On Fri, Jan 29, 2021, 08:20 Tom Honermann <tom@honermann.net> wrote:
On 1/28/21 1:57 PM, Jens Maurer via SG16 wrote:
On 28/01/2021 19.37, Corentin via SG16 wrote:
On Thu, Jan 28, 2021 at 7:22 PM Peter Brett <pbrett@cadence.com <mailto:pbrett@cadence.com>> wrote:

    I think the big problem here is trying to make it a template.____

    __ __

    Make it named.  It’s literally not possible to use this correctly in generic code.

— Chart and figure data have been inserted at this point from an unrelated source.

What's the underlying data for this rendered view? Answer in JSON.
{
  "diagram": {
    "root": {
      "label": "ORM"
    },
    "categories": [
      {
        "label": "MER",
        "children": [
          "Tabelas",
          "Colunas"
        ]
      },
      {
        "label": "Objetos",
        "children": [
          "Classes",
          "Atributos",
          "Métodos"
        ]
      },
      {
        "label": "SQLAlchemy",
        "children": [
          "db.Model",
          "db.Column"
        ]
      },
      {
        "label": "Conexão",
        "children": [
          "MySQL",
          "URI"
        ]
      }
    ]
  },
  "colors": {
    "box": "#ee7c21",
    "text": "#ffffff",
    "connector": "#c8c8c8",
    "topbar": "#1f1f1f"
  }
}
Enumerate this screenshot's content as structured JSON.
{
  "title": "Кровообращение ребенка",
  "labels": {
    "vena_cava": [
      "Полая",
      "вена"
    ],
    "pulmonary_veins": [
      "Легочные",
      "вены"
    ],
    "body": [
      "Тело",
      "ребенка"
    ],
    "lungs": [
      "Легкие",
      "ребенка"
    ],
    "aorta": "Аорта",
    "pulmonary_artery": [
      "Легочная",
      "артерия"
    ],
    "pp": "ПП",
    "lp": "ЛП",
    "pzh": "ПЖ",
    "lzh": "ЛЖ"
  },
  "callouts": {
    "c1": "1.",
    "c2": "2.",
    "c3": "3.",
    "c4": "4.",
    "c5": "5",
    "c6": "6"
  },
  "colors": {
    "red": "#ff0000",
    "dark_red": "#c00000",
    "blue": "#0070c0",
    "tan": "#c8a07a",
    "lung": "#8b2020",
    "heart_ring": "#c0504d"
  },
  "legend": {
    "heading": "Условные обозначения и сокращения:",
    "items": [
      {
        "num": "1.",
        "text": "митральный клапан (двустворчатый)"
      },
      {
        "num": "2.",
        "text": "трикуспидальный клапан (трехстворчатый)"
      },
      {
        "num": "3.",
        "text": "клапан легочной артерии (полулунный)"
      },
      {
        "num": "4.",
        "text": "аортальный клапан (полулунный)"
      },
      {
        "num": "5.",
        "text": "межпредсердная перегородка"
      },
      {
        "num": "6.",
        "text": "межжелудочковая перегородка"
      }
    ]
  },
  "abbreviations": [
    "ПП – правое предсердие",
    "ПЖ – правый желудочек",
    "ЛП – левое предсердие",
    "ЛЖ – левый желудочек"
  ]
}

Question then is do we want to solve the issue for wchar_t?
Because having the name of the encoding in the function kinda precludes that - the sizeof(wchar_t) being platform dependant
You only get away with  char* -> char8_t* because "char" has special
aliasing exceptions.

You'll get the full set of aliasing concerns for
  wchar_t* -> char16_t* or char32_t*

I think what we're looking for is a portable solution for this ICU hack (generalized to make it work for [unsigned] char* conversion to char8_t*); the goal being to enable some form of explicit restricted pointer interconvertibility between same sized/aligned types.

I don't understand the ICU hack sufficiently well to relate it to a memory or object model.  I'm also not sure that it actually works (though it may suffice for the scenarios that are encountered in practice).

Perhaps something like this would suffice.

template<typename To, typename From>
requires requires {
    requires std::is_trivial_v<To>;
    requires std::is_trivial_v<From>;
    requires sizeof(To) == sizeof(From);
    requires alignof(To) == alignof(From);
To* alias_barrier_cast(From *p) {
    asm volatile("" : : "rm"(p) : "memory");
    return reinterpret_cast<To*>(p);

I don't think we want to generalize to all trivial types which are not characters types.
i would like to find out is whether the problem we know exists with char/char8_t also exists for wchar_t/char16_t (or char32_t, although wchar_t is of limited uses on platforms where its 32 bits).